I was drunk, I knew. Not falling-down drunk, but the kind that loosened the bolts on the machinery you normally kept torqued.
"Why are you doing this?"
He looked at the road. "Doing what?"
"The—" I moved my hand, which was a lot of effort. "The whole—" Another move of the hand. "This."
"You had a head injury, and I'm a doctor."
"Yeah but." The light changed. We moved. "You could've put me in a car. You didn't have to—" I was not finishing that sentence in any direction that helped me. "You're very thorough."
"Yes," Cross said.
I looked at the ceiling of the car. The streetlights moved across it. I was tired in a boneless way that I kept trying to get on top of and kept not quite managing, and the loose-bolt feeling was getting looser, and the things at the edges of my thinking were getting closer to the middle.
I must have drifted.
There was an elevator. That was the next thing I was certain of, an elevator, and the elevator had a light that was doing me no favors. I was leaning against Cross in the way you leaned against the nearest solid object when the floor was making decisions without you.

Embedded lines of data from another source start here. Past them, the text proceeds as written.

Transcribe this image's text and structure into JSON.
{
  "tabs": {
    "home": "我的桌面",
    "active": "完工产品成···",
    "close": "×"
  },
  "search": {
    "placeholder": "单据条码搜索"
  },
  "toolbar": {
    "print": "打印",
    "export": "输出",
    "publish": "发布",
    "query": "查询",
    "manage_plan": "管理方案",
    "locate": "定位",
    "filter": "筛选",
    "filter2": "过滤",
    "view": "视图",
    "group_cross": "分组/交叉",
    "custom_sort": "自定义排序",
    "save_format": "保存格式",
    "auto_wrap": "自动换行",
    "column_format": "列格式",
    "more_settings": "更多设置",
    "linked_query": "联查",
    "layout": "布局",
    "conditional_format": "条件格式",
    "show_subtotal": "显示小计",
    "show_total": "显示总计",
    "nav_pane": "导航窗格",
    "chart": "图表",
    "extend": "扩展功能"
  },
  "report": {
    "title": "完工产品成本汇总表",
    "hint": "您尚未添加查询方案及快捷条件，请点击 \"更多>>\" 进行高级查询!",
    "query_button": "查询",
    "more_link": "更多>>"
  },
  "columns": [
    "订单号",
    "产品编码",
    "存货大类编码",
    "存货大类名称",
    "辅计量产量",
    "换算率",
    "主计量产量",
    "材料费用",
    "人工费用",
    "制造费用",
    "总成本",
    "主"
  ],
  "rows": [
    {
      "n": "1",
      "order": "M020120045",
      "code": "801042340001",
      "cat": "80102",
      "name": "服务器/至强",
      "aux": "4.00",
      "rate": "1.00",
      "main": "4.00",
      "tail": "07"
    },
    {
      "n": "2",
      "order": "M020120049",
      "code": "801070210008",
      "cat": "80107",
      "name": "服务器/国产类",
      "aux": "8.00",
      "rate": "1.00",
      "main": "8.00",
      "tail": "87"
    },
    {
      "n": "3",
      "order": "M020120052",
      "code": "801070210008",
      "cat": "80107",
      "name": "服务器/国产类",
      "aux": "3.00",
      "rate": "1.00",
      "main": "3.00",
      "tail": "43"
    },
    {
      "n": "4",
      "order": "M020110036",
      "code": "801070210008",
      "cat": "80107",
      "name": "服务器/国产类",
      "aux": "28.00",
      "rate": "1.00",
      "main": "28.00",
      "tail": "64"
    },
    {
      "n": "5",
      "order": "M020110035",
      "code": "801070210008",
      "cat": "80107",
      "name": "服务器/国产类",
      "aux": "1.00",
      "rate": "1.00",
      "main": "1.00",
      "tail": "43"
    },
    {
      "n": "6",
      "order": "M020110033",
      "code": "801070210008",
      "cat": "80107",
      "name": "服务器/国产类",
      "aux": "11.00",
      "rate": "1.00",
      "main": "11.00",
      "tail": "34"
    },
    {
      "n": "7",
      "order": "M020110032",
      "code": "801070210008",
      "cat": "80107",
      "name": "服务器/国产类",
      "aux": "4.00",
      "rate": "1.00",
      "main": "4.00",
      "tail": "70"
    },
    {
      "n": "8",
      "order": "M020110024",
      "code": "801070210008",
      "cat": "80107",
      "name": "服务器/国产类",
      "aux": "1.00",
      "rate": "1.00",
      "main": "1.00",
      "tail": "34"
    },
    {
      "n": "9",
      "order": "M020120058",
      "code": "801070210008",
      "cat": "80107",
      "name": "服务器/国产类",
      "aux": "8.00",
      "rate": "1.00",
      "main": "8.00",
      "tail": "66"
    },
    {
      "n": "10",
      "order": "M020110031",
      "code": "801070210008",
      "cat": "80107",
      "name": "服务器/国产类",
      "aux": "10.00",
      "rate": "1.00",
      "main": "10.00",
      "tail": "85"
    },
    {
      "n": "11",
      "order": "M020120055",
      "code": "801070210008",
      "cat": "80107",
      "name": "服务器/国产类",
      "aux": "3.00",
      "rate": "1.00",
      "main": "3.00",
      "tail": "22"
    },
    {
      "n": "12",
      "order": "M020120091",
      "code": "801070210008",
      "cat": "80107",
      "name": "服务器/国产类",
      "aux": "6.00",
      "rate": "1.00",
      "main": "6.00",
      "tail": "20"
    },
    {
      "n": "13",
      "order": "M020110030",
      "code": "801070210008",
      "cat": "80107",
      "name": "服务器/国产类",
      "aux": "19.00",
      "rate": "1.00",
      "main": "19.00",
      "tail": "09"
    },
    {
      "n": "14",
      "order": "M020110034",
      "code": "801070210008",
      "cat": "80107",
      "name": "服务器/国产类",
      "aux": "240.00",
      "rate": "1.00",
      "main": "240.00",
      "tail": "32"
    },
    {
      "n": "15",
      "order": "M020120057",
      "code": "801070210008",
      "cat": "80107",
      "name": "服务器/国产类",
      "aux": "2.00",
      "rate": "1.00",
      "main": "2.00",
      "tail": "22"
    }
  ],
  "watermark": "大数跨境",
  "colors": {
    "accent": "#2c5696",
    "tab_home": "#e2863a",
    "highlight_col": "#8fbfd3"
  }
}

He had one arm around me. I knew this because I could feel it, steady across my back, the same certainty as the alley wall except warmer.
"This isn't my building," I said.
"No."
"This is your building?"
"Yes."
I processed this. The elevator hummed. "You brought me to your apartment."
"You need monitoring overnight. Someone needs to wake you every two hours."
"Dylan would've—"
"Morrison would have ignored you until you were dying and called me in the morning anyway." Another pause. "I skipped the middle part."
That was. . . that was probably accurate.
And anyway, paparazzi. The thought arrived slow and sideways, the way drunk thoughts arrived.
Someone could have seen us leaving the bar together.
Someone with a camera and a caption already written.
LITTLE LION AND TEAM DOC: WHAT'S GOING ON?
Cross would know that. Cross would have thought of that before I did, because Cross thought of everything before everyone.
So that was what this was.
Asset management, again, all the way down. He wasn't here because he wanted to be. He was here because he'd calculated the least damaging option and executed it, the same way he calculated everything.
I was leaning against Cross more than I'd registered. Not dramatically, I hadn't gone boneless or dead weight. I was still standing, but my body had decided that Cross was a reliable surface and had adjusted accordingly.
I was too tired to correct it, and he hadn't moved away. I was aware of the warmth of him along my left side in a way that was going to be embarrassing tomorrow.
"Cross."
"Mm."
The question had been sitting in the loose-bolt place all night, probably longer. I was too tired to keep it there. It came out quieter than I meant it to, the words not quite landing in the right order, more like something I was noticing aloud than something I was asking.
"Why do you hate me?"
Cross didn't answer immediately. He never did. I felt his arm shift slightly across my back. Adjusting. Not pulling away.
"I don't hate you," he said.
I thought about that.
"You're very good at it," I said.
"At what?"
"For a guy who doesn't hate me." I could hear how it sounded when I said it out loud. "You're very good at seeming like you do."
Cross didn't say anything. The elevator went ding, and the doors opened onto a hallway that was quiet and dim.
I didn't push off. He didn't remove the arm.
We stood there for a second, in the open elevator.
"Come on," he said, and moved us forward into the hall.
I went.
I was thinking about I don't hate you and what that meant coming from Cross, who did not say things he didn't mean, who chose his words with the same precision he chose everything, who had just told me something with that sentence that I didn't have the capacity to look at directly.
He stopped at a door. Dark wood, clean lines, a keypad instead of a key, because of course. He reached past me and entered the code and the light went green.
The door swung open.
I looked into Cross's apartment for the first time and thought, distantly, that I knew absolutely nothing about this man.